Wednesday, December 01, 2010

LIONFISH

Sheena told me good luck just before I walked in.
Aalyah did too, and I fucking felt it.
I walked into the casino with my chest puffed out, grabbed a craft beer from the cute girl with fishnets on, and walked into the Motor City Casino & Hotel game room.
Black hit 7 of the last 10 spins, and I played Red for every single one.
The Craps tables were all filled with ingrates and scummy men...
Red hit twice,
and Green hit, its only time all night, the spin after I played a 0-00 hedge combo.
I wanted to be a gambler.
I wanted to swear loudly with the grey hairs;
curse so loud that all the security cameras would all look at me...
They would see my stack of yellow chips with black writing.
My chips looked like bumble bees. Bee - like my dads nickname.
I was going to laugh with the slick middle eastern men standing across the table from me and the chain smoking black grandma who hadn't said a word since sitting at my table, but looked disgusted every time I would yelp with excitement or dispair.
I put chips on 3, 11, 25, 29, and 30... 30, meant nothing to me, but the monitor said it hadn't hit in over 250 spins, long before I got to this table.
Everything else I had went to Red or Odd.
Fuck Black and everything it had done to my stack.
I was up and playing with house money!
And fuck Evens... just fuck them!
Everything I had was on the Roulette board, and that little white ball landed on number 8, black, goddamnit.

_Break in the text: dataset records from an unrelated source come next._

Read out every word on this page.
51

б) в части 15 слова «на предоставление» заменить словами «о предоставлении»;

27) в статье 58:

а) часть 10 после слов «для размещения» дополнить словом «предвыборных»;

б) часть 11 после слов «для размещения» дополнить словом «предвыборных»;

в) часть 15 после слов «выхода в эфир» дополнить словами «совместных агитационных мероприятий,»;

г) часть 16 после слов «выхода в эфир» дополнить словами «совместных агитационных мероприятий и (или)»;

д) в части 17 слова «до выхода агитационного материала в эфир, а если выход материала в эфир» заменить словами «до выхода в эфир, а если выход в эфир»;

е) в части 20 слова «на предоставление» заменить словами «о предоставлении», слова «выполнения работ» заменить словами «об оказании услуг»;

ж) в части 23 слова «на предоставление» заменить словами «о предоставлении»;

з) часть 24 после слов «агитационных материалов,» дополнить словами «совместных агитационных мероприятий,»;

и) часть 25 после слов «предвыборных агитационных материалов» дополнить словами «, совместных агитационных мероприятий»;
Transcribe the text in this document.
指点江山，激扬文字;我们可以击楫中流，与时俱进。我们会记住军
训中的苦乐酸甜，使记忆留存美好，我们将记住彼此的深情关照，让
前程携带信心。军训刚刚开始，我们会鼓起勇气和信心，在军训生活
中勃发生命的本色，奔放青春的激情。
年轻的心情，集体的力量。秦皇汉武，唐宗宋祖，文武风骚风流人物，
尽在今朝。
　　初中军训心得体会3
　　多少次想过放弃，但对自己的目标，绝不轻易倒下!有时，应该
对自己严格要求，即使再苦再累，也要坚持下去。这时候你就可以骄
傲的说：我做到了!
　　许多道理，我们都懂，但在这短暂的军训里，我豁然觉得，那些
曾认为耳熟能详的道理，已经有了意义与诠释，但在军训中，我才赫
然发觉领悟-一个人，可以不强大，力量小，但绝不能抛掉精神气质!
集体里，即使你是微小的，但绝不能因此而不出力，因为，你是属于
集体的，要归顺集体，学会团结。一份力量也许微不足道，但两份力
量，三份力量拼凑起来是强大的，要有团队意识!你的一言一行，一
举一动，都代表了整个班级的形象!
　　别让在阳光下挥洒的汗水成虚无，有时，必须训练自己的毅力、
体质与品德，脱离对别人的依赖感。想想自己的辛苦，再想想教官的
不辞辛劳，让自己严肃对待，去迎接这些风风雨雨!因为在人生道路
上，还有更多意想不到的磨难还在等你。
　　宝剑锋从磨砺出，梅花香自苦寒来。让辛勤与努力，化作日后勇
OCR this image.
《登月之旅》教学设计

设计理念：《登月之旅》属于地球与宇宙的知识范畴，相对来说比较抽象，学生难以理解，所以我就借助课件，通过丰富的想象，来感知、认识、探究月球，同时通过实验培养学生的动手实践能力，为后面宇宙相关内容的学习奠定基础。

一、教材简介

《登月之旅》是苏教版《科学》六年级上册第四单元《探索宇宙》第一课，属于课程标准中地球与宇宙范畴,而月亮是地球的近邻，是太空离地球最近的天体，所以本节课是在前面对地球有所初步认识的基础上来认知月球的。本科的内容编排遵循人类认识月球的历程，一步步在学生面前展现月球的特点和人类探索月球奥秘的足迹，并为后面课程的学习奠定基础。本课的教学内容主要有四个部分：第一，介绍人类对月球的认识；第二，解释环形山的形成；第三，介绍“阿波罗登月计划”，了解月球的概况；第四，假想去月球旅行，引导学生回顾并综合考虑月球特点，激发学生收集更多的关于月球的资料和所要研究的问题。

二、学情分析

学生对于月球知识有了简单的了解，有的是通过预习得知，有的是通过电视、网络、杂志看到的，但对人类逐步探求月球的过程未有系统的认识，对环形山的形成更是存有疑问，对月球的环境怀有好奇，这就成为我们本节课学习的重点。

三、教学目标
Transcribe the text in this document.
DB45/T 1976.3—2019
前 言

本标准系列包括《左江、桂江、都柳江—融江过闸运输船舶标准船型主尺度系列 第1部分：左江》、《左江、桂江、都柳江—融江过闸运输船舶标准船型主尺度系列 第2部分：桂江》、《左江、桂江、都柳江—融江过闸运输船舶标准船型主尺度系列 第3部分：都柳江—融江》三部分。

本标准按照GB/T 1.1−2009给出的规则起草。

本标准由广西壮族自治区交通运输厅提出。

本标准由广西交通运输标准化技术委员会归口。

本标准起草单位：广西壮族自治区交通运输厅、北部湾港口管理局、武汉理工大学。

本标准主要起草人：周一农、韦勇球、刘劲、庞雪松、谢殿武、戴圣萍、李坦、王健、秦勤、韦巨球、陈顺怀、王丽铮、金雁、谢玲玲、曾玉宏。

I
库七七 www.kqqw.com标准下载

This is Detroit, wy is the craps table full this early on a Tuesday night? Don't these people have better things to do?

I should have bet 8, I knew that. It was my baseball number that year I hit a baseball like a freaking pinata and over the left field fence.
If this place had a sports book, I bet I would have won...
The ACC doesn't match up against the Big10 this year.
Vinny Chase would have bet black.

I'm stealing some matchbooks and grabbing one more beer.
I have the best parking spot in the casino garage.
I bet someone would pay good money for it.
Good luck Sheena and Aalyah, Its early, but its time for me to go home.